The Amazon basin is one of the world’s most mysterious and largely unstudied regions, covering 7 million square kilometers, with 5.5 million square kilometers remaining mostly untouched by archaeologists. The preconception has long been that humans could not have flourished in the Amazon due to its challenging conditions and poor soil. However, recent evidence suggests otherwise. The clearances of the Amazon rainforest for soybean and cattle farms have led to the discovery of evidence of large cities and advanced civilizations that once existed in the area.
The first European to cross South America from west to east along the Amazon was Francisco de Orellana, who reported seeing incredible cities with advanced arts and crafts and millions of people. A hundred years later, when other Europeans explored the area, they could not find these cities and assumed that Francisco had made it all up. However, in recent years, the jungle has been cleared, revealing the cities that were once thought to be just a fantasy. The latest evidence suggests that there were cities in the Amazon with populations of 50,000, possibly totaling 20 million people across the entire region.

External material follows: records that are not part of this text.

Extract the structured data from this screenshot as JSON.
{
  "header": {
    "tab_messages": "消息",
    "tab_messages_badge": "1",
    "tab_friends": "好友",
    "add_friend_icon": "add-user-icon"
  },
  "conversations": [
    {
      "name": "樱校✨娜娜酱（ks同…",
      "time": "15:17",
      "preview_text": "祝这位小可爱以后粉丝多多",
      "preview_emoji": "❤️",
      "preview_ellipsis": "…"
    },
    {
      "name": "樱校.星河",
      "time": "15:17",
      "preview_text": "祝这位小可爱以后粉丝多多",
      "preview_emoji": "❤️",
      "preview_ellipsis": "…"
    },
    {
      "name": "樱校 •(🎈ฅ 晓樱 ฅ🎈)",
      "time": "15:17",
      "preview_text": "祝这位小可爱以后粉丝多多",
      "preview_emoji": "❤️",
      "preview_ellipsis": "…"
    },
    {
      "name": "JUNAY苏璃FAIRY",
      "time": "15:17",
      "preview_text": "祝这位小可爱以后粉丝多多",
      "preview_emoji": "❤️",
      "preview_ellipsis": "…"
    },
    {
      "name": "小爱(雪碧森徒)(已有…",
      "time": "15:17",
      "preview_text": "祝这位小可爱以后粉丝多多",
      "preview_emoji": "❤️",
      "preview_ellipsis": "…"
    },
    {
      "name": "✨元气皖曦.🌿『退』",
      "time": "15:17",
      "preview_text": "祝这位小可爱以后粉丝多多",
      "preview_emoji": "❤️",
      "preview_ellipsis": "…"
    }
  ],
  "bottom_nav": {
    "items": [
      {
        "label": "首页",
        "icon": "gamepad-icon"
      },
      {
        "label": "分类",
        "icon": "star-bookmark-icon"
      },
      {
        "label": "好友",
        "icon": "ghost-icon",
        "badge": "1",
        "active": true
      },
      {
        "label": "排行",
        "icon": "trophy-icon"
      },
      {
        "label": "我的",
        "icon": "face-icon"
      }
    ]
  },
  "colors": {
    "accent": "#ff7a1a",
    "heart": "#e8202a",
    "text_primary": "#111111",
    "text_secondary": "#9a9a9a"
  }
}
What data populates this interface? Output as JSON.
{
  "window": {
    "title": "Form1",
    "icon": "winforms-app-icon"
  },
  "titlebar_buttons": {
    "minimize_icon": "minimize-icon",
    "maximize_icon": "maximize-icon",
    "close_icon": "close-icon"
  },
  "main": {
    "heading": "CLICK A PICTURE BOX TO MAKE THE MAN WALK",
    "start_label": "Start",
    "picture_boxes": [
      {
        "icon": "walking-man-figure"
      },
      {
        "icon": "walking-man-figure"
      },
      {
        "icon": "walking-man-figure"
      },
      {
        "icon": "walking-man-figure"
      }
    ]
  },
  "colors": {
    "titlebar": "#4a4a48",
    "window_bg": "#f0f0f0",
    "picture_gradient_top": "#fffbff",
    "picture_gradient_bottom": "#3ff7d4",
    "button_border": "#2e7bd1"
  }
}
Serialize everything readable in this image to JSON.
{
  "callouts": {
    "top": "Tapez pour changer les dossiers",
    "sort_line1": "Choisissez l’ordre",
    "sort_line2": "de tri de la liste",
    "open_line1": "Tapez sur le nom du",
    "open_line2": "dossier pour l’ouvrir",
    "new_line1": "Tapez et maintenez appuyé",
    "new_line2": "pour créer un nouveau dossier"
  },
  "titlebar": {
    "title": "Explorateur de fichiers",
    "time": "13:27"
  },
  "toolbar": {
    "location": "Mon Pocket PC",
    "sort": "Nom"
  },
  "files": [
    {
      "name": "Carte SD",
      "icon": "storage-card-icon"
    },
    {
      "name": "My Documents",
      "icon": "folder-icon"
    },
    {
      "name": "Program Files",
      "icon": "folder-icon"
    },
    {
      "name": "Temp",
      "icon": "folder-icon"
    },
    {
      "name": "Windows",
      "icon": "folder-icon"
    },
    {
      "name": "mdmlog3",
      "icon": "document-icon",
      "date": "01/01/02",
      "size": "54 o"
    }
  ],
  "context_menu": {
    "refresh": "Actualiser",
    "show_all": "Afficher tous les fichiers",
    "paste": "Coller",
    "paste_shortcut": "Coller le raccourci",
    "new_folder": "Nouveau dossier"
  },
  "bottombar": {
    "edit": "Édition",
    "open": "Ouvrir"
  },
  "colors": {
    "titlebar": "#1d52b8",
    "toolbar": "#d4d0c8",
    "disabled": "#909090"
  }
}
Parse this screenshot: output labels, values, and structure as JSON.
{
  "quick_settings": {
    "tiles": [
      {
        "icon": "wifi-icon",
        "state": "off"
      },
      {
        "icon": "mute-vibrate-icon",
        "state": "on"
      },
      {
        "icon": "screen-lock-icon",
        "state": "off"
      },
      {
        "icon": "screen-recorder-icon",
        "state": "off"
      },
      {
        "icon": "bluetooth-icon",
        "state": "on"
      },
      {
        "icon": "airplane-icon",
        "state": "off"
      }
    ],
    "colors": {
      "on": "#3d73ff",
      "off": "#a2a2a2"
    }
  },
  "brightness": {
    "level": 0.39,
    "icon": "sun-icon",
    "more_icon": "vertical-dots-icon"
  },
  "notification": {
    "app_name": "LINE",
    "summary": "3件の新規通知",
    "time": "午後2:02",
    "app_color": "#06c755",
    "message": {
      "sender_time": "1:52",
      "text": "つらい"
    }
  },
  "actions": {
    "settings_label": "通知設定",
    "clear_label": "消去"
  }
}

So, how did these people feed themselves in the Amazon, with its poor soil? The answer is that they invented a soil called Terra Preta, or Amazonian dark earths. This man-made soil, which is thousands of years old, is full of microbes not found in surrounding soil and is based on biochar. Terra Preta can instantly make barren soil fertile, and is highly sought after in the Amazon. It is still not understood by soil experts how this was done, but it is one of many pieces of evidence that suggest a much higher level of development in the Amazon than previously thought.